This section is from the book "The Tinman's Manual And Builder's And Mechanic's Handbook", by Isaac Ridler Butt. Also available from Amazon: The Tinman's Manual And Builder's And Mechanic's Handbook.
This article, so much esteemed for uniting pieces of broken glass, for repairing precious stones, and for cementing them to watch cases and other ornaments, is made by soaking isinglass in water until it becomes quite soft, and then mixing it with spirit in which a little gum mastic and ammoniacum have been dissolved.
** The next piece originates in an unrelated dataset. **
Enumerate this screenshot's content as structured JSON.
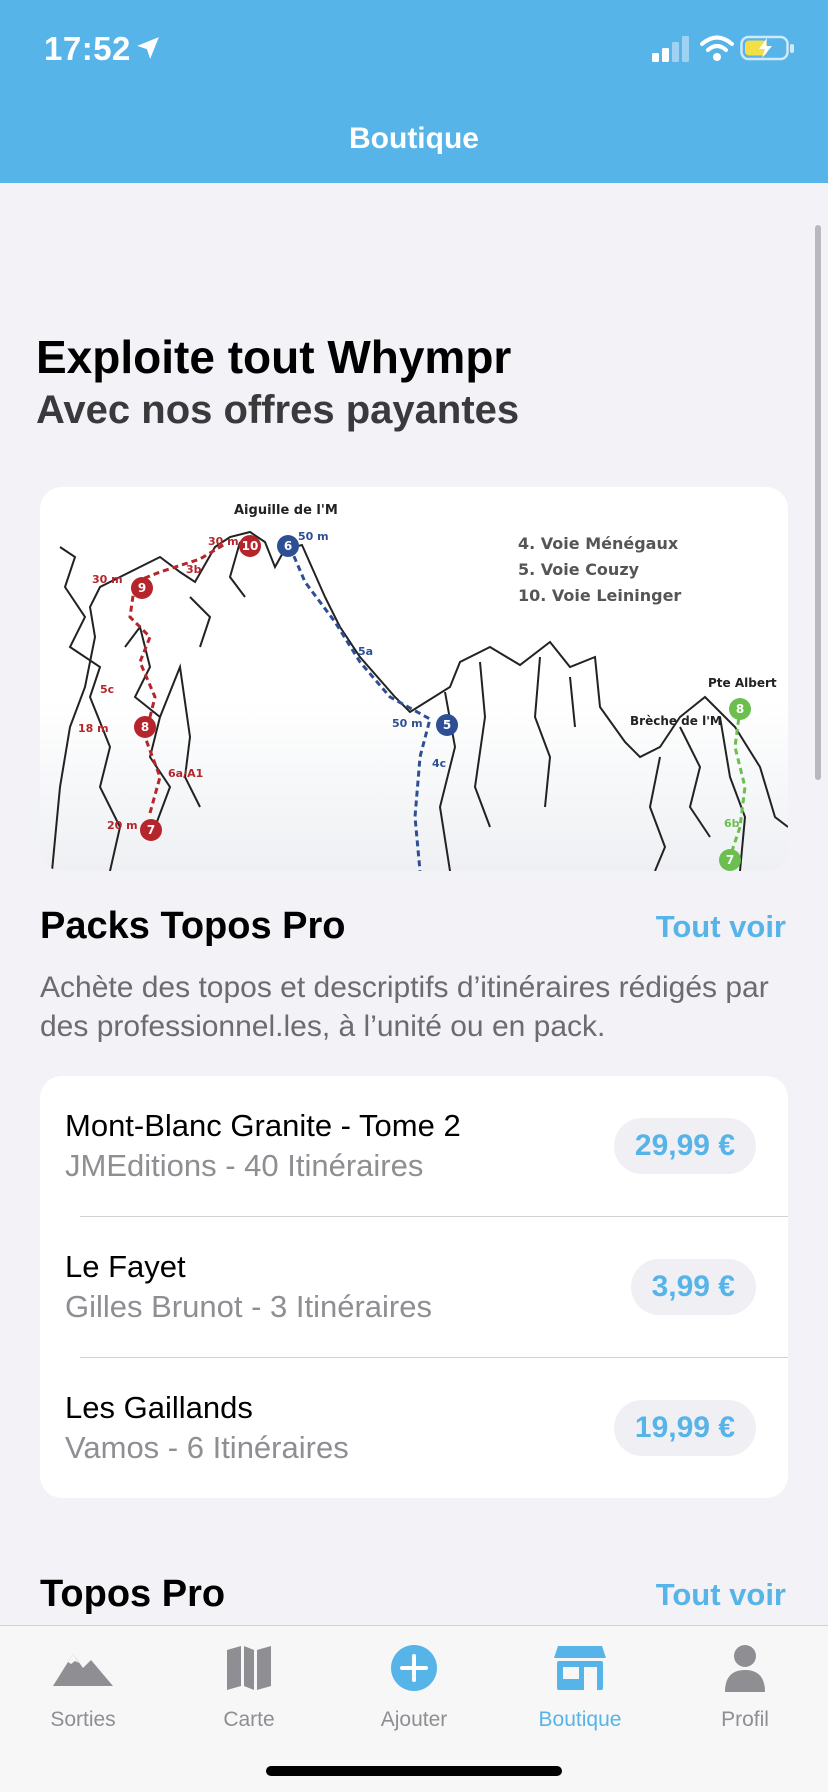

The jewellers of Turkey, who are mostly Armenians, have a singular method of ornamenting watch cases, etc, with diamonds and other precious stones, by simply glueing or cementing them on. The stone is set in silver or gold, and the lower part of the metal made flat, or to correspond with the part to which it is to be fixed; it is then warmed gently, and has the glue applied, which is so very strong that the parts so cemented never separate; this glue, which will strongly unite bits of glass, and even polished steel, and may be applied to a variety of useful purposes, is thus made in Turkey: - Dissolve five or six bits of gum mastic, each the size of a large pea, in as much spirits of wine as will suffice to render it liquid; and in another vessel, dissolve as much isinglass, previously a little softened in water, (though none of the water must be used,) in French brandy or good rum, as will make a two-ounce vial of very strong glue, adding two small bits of gum albanum, or ammoniacum, which must be rubbed or ground till they are dissolved. Then mix the whole with a sufficient heat. Keep the glue in a vial closely stopped, and when it is to be used, set the vial in boiling water. Some persons have sold a composition under the name of Armenian cement, in England; but this composition is badly made; it is much too thin, and the quantity of mastic is much too small.
The following are good proportions: isinglass, soaked in water and dissolved in spirit, two ounces, (thick); dissolve in this ten grains of very pale gum ammoniac, (in tears,) by rubbing them together; then add six large tears of gum mastic, dissolved in the least possible quantity of rectified spirit.
Isinglass, dissolved in proof spirit, as above, three ounces; bottoms of mastic varnish (thick but clear) one and a half ounces; mix well.
When carefully made, this cement resists moisture, and dries colorless. As usually met with, it is not only of very bad quality, but sold at exorbitant prices.